Augmented Reality is a computer-assisted process in which additional information in the perceived world is displayed in real time. This augmentation can be realized in a camera image or in the field of vision via a head-up display or semi-transparent glasses. Virtual objects, also known as AR content, are superimposed on the real world. This content can be anything from text and highlighted recognized objects to 3D graphics. The components required for the technical implementation of this process are called AR systems. In most cases, they consist of a camera, some sensors for determining the position of the camera or another camera for determining the eye position, a display medium and the software.
A distinction is often made between three variants of AR: marker-based, markerless and geo-based. In the marker-based version, a marker, such as a QR code recognized by the camera, serves as a trigger for displaying virtual content. The detected marker can also be used for positioning and has the advantage that the virtual object can be positioned in a stable manner at a location in the real world.
When working without markers, pattern recognition is often used to detect certain structures or objects. The identification of these structures or objects triggers the display of information. The geo-based variant uses the location position to display corresponding AR content. Additional sensors for gyroscopic or acceleration data are required for stable placement of the content in the environment.

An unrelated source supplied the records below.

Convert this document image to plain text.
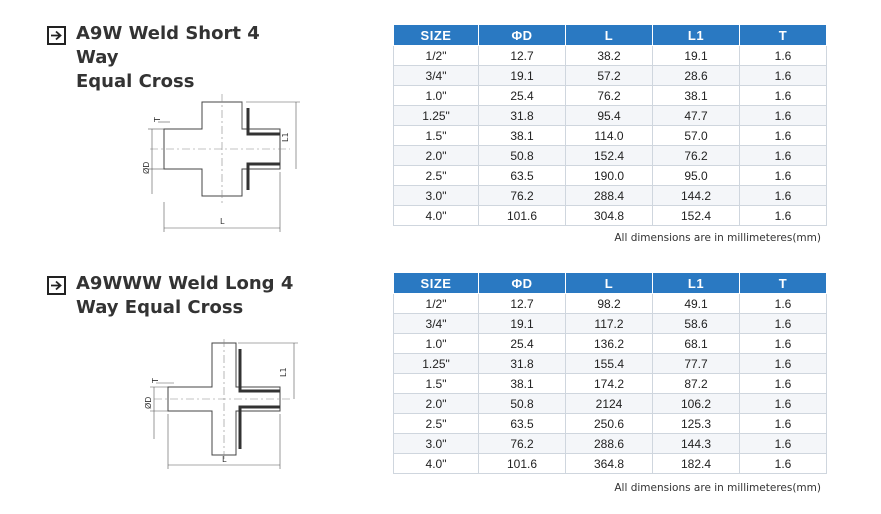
A9W Weld Short 4 Way
Equal Cross
L
L1
ØD
T
SIZE	ΦD	L	L1	T
1/2"	12.7	38.2	19.1	1.6
3/4"	19.1	57.2	28.6	1.6
1.0"	25.4	76.2	38.1	1.6
1.25"	31.8	95.4	47.7	1.6
1.5"	38.1	114.0	57.0	1.6
2.0"	50.8	152.4	76.2	1.6
2.5"	63.5	190.0	95.0	1.6
3.0"	76.2	288.4	144.2	1.6
4.0"	101.6	304.8	152.4	1.6
All dimensions are in millimeteres(mm)
A9WWW Weld Long 4
Way Equal Cross
L
L1
ØD
T
SIZE	ΦD	L	L1	T
1/2"	12.7	98.2	49.1	1.6
3/4"	19.1	117.2	58.6	1.6
1.0"	25.4	136.2	68.1	1.6
1.25"	31.8	155.4	77.7	1.6
1.5"	38.1	174.2	87.2	1.6
2.0"	50.8	2124	106.2	1.6
2.5"	63.5	250.6	125.3	1.6
3.0"	76.2	288.6	144.3	1.6
4.0"	101.6	364.8	182.4	1.6
All dimensions are in millimeteres(mm)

Whether used as a real-time camera image to help navigate at blind intersections or as a head-up display to mark the vehicle ahead, AR is certain to enrich our driving experience in the future. Here at e.solutions, we are busy researching and working on this topic.
AR technology is already supporting drivers with additional information in the camera images when parking. The “Topview” parking system, for example, displays distance information on detected objects. The lane of the tires is displayed in the front and rear camera images. There are even vehicles with night vision cameras that show colored borders around pedestrians or animals detected in the image. Audi’s digital matrix light system can also be understood as an AR application. This makes it possible, for example, to use the car’s lighting system to highlight the boundaries of the road or to separately illuminate recognized pedestrians.
e.solutions has a dedicated team working on the topic of augmented reality and its application in vehicles. Within the scope of a pre-development project, we have been working on a camera-based augmented reality navigation support system and have developed a complete in-house solution, “KARL”. KARL stands for camera and AR solution and is a library containing the most important functions for the realization of AR in cars. These include, for example, the function of the vehicle’s pitch-roll compensation to enable the display of stabilized AR content.
KARL has been tested and proven on both near-series hardware and in the KARL studio. The KARL studio is a self-developed simulation environment for desktop computers, which serves to visualize content from the perspective of the AR observer. It is highly versatile and can be easily extended with plug-ins.